Л. задавала вопросы, интересовалась новостями, иногда высказывала свое мнение.
Сегодня мне бы хотелось сказать, что Л. интересовалась не Луизой и Полем, а местом, которое они занимали в моей жизни: их влияние отражалось на моем настроении, сне, доступности для общения. Сегодня мне было бы легко написать, что Л. интересовалась мной как писателем.

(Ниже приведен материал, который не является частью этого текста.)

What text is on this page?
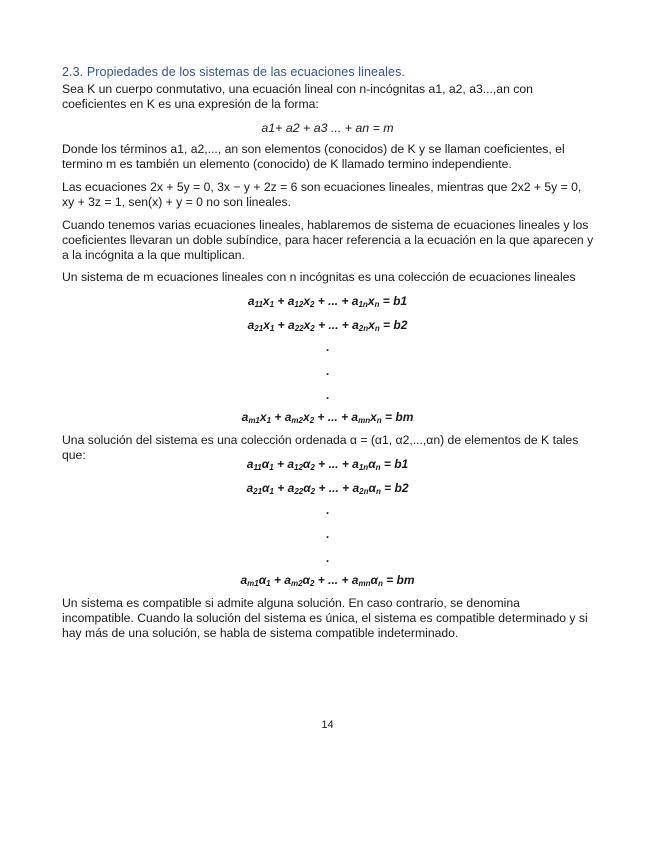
2.3. Propiedades de los sistemas de las ecuaciones lineales.

Sea K un cuerpo conmutativo, una ecuación lineal con n-incógnitas a1, a2, a3...,an con coeficientes en K es una expresión de la forma:

a1+ a2 + a3 ... + an = m

Donde los términos a1, a2,..., an son elementos (conocidos) de K y se llaman coeficientes, el termino m es también un elemento (conocido) de K llamado termino independiente.

Las ecuaciones 2x + 5y = 0, 3x − y + 2z = 6 son ecuaciones lineales, mientras que 2x2 + 5y = 0, xy + 3z = 1, sen(x) + y = 0 no son lineales.

Cuando tenemos varias ecuaciones lineales, hablaremos de sistema de ecuaciones lineales y los coeficientes llevaran un doble subíndice, para hacer referencia a la ecuación en la que aparecen y a la incógnita a la que multiplican.

Un sistema de m ecuaciones lineales con n incógnitas es una colección de ecuaciones lineales

$a_{11}x_1 + a_{12}x_2$ + ... + $a_{1n}x_n = b1$
$a_{21}x_1 + a_{22}x_2$ + ... + $a_{2n}x_n = b2$
.
.
.
$a_{m1}x_1 + a_{m2}x_2$ + ... + $a_{mn}x_n$ = bm

Una solución del sistema es una colección ordenada α = (α1, α2,...,αn) de elementos de K tales que:

$a_{11}\alpha_1 + a_{12}\alpha_2$ + ... + $a_{1n}\alpha_n = b1$
$a_{21}\alpha_1 + a_{22}\alpha_2$ + ... + $a_{2n}\alpha_n = b2$
.
.
.
$a_{m1}\alpha_1 + a_{m2}\alpha_2$ + ... + $a_{mn}\alpha_n$ = bm

Un sistema es compatible si admite alguna solución. En caso contrario, se denomina incompatible. Cuando la solución del sistema es única, el sistema es compatible determinado y si hay más de una solución, se habla de sistema compatible indeterminado.

14
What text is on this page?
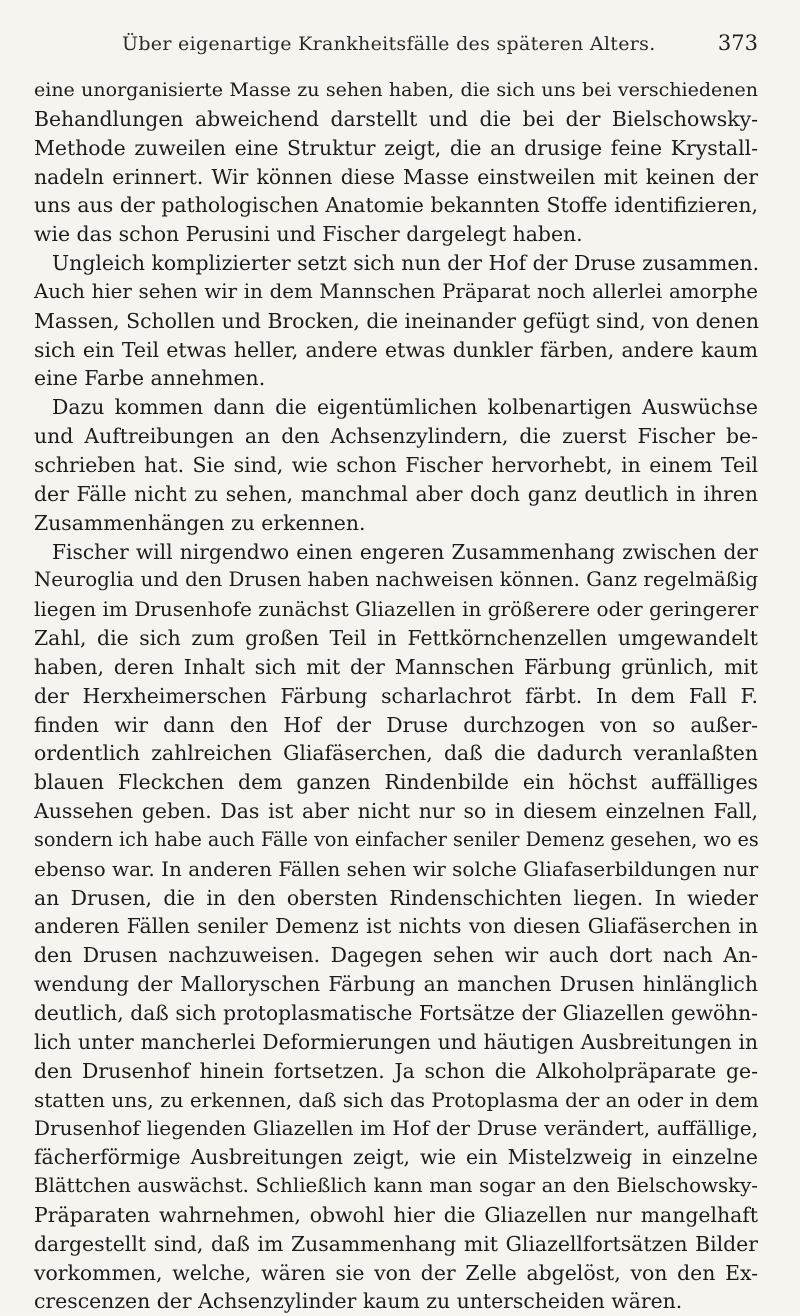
Über eigenartige Krankheitsfälle des späteren Alters.	373
eine unorganisierte Masse zu sehen haben, die sich uns bei verschiedenen
Behandlungen abweichend darstellt und die bei der Bielschowsky-
Methode zuweilen eine Struktur zeigt, die an drusige feine Krystall-
nadeln erinnert. Wir können diese Masse einstweilen mit keinen der
uns aus der pathologischen Anatomie bekannten Stoffe identifizieren,
wie das schon Perusini und Fischer dargelegt haben.
Ungleich komplizierter setzt sich nun der Hof der Druse zusammen.
Auch hier sehen wir in dem Mannschen Präparat noch allerlei amorphe
Massen, Schollen und Brocken, die ineinander gefügt sind, von denen
sich ein Teil etwas heller, andere etwas dunkler färben, andere kaum
eine Farbe annehmen.
Dazu kommen dann die eigentümlichen kolbenartigen Auswüchse
und Auftreibungen an den Achsenzylindern, die zuerst Fischer be-
schrieben hat. Sie sind, wie schon Fischer hervorhebt, in einem Teil
der Fälle nicht zu sehen, manchmal aber doch ganz deutlich in ihren
Zusammenhängen zu erkennen.
Fischer will nirgendwo einen engeren Zusammenhang zwischen der
Neuroglia und den Drusen haben nachweisen können. Ganz regelmäßig
liegen im Drusenhofe zunächst Gliazellen in größerere oder geringerer
Zahl, die sich zum großen Teil in Fettkörnchenzellen umgewandelt
haben, deren Inhalt sich mit der Mannschen Färbung grünlich, mit
der Herxheimerschen Färbung scharlachrot färbt. In dem Fall F.
finden wir dann den Hof der Druse durchzogen von so außer-
ordentlich zahlreichen Gliafäserchen, daß die dadurch veranlaßten
blauen Fleckchen dem ganzen Rindenbilde ein höchst auffälliges
Aussehen geben. Das ist aber nicht nur so in diesem einzelnen Fall,
sondern ich habe auch Fälle von einfacher seniler Demenz gesehen, wo es
ebenso war. In anderen Fällen sehen wir solche Gliafaserbildungen nur
an Drusen, die in den obersten Rindenschichten liegen. In wieder
anderen Fällen seniler Demenz ist nichts von diesen Gliafäserchen in
den Drusen nachzuweisen. Dagegen sehen wir auch dort nach An-
wendung der Malloryschen Färbung an manchen Drusen hinlänglich
deutlich, daß sich protoplasmatische Fortsätze der Gliazellen gewöhn-
lich unter mancherlei Deformierungen und häutigen Ausbreitungen in
den Drusenhof hinein fortsetzen. Ja schon die Alkoholpräparate ge-
statten uns, zu erkennen, daß sich das Protoplasma der an oder in dem
Drusenhof liegenden Gliazellen im Hof der Druse verändert, auffällige,
fächerförmige Ausbreitungen zeigt, wie ein Mistelzweig in einzelne
Blättchen auswächst. Schließlich kann man sogar an den Bielschowsky-
Präparaten wahrnehmen, obwohl hier die Gliazellen nur mangelhaft
dargestellt sind, daß im Zusammenhang mit Gliazellfortsätzen Bilder
vorkommen, welche, wären sie von der Zelle abgelöst, von den Ex-
crescenzen der Achsenzylinder kaum zu unterscheiden wären.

Л. потребовалось немного времени, чтобы понять, что два этих аспекта моей личности неразрывно связаны между собой. До какой степени Луиза и Поль годились для того, чтобы паразитировать, тревожить, мешать или, наоборот, способствовать моей работе – вот, конечно, что именно хотела оценить Л. Кроме того, занятия, выбранные каждым из них, должны были заставить их покинуть Париж: дочь уезжала в провинцию, сын – за границу. Сегодня легко было бы предположить, что Л. радовалась, что осенью они разъедутся. Но я знаю, что это несправедливо, все не так просто. По правде говоря, с Л. никогда ничего не было просто. Оглядываясь назад, я думаю, что интерес, который Л. проявляла к моим детям, был одновременно глубже и сложнее всего этого. Л. испытывала подлинное восхищение перед матерями вообще и передо мной в частности. Л. нравились мои рассказы о детях, я в этом уверена, воспоминания об их раннем детстве, о том, как они росли, об их детских увлечениях. Она требовала деталей, интересовалась нашей незамысловатой семейной мифологией. Теперь, когда прошло время, я должна сказать, что Л. поразительно понимала моих детей. Мне неоднократно случалось рассказывать ей о своей тревоге, споре, недопонимании между ними или между ними и мной, и она тотчас улавливала суть, помогая мне таким образом справиться. Однако Л. никогда не испытывала необходимости познакомиться с ними. Я бы даже сказала, что она избежала всех способствовавших их встрече обстоятельств. Она не присоединялась ко мне, когда я ходила в кино с детьми, а когда я предлагала где-нибудь встретиться, спрашивала, буду ли я одна. Кроме того, она никогда не приходила ко мне, зная, что дети дома, и, если сомневалась, не рисковала.